The core administrative functions of health insurance companies are all related to healthcare price negotiations. Claims management is ultimately a set of processes for making sure the “right” price is paid for a given set of products and services; prior approval is a process for negotiating the purchase of specific products and services; underwriting is a process for making sure the insurance company takes in enough funding to pay for predicted payments; and so on. In all of these activities, the insurance company is negotiating from a position of lower information and motivational asymmetry than individuals would; it may not know as much as the provider does but it knows a lot more than an individual, and for better or worse it certainly doesn’t care the same way the individual does. (This is probably the main reason people hate insurance companies – they will deny care that individuals are motivated to want.) Of course, the same is true for a single—payer or government fiat solution.

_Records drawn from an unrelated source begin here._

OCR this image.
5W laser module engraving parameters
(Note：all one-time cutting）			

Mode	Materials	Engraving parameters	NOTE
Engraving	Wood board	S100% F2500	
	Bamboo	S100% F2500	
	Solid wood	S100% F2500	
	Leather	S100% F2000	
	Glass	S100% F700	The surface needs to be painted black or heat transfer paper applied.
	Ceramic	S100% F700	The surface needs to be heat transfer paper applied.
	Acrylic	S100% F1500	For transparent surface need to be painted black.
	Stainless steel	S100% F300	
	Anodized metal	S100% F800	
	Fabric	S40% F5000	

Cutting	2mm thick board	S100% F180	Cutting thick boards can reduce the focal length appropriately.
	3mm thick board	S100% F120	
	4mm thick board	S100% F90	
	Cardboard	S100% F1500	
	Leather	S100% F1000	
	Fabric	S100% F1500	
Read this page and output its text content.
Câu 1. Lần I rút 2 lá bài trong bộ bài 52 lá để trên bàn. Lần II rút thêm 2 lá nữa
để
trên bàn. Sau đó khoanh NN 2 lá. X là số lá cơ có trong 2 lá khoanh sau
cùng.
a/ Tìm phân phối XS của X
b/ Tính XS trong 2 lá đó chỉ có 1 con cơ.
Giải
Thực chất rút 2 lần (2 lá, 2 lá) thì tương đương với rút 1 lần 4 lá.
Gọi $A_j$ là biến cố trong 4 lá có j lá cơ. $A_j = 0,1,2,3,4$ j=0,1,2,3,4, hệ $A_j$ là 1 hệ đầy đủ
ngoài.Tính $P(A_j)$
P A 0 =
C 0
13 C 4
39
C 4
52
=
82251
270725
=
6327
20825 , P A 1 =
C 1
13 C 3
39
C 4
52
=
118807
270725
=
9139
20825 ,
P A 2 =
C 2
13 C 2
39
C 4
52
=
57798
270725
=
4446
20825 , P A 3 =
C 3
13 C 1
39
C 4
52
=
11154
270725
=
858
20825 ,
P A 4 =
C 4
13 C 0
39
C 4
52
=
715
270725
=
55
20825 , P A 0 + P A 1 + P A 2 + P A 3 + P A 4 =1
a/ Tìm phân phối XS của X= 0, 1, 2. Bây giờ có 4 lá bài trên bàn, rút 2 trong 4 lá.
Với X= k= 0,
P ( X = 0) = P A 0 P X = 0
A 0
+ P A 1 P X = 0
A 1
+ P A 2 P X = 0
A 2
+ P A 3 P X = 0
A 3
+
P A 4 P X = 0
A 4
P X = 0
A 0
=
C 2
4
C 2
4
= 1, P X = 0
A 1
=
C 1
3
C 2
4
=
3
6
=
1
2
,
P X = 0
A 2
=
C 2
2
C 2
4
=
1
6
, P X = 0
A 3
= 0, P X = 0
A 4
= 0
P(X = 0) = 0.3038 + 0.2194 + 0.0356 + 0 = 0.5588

In this context one of the valid arguments against private insurance companies is that they have additional non-core administrative functions, such as marketing, that don’t (or aren’t seen to) support their core functions. Conversely, one of the valid arguments against single-payer and government fiat is that they tend to inflexibility: This is what we do, take it or leave it. Personally (that word again), that is the reason I tend to favor continuing private insurance: The companies are likely to adapt more flexibly and may be more likely to support valuable new approaches, e.g. better case management and wellness programs, which reduce claims by creating incentives for healthcare strategies which may actually be *experienced* as better by individuals, and contribute to their actual health.
Having said all that, of course in practice actual markets are often dysfunctional for many reasons, and it’s not as if there’s much of a competitive health insurance market. Dysfunctional markets tend to receive political intervention (see above), and maybe in the final analysis this market is so concentrated that only governmental intervention (or the threat) can bring about key features which serve individual consumers better . . .
So, I think the data show that managed care and health insurance are part of the health care pricing problem (due to their own market concentration) *and* part of the solution (due to the dysfunctionality of the healthcare products and services).
What’s my solution? Hey, if you’ve got a good one, let me know!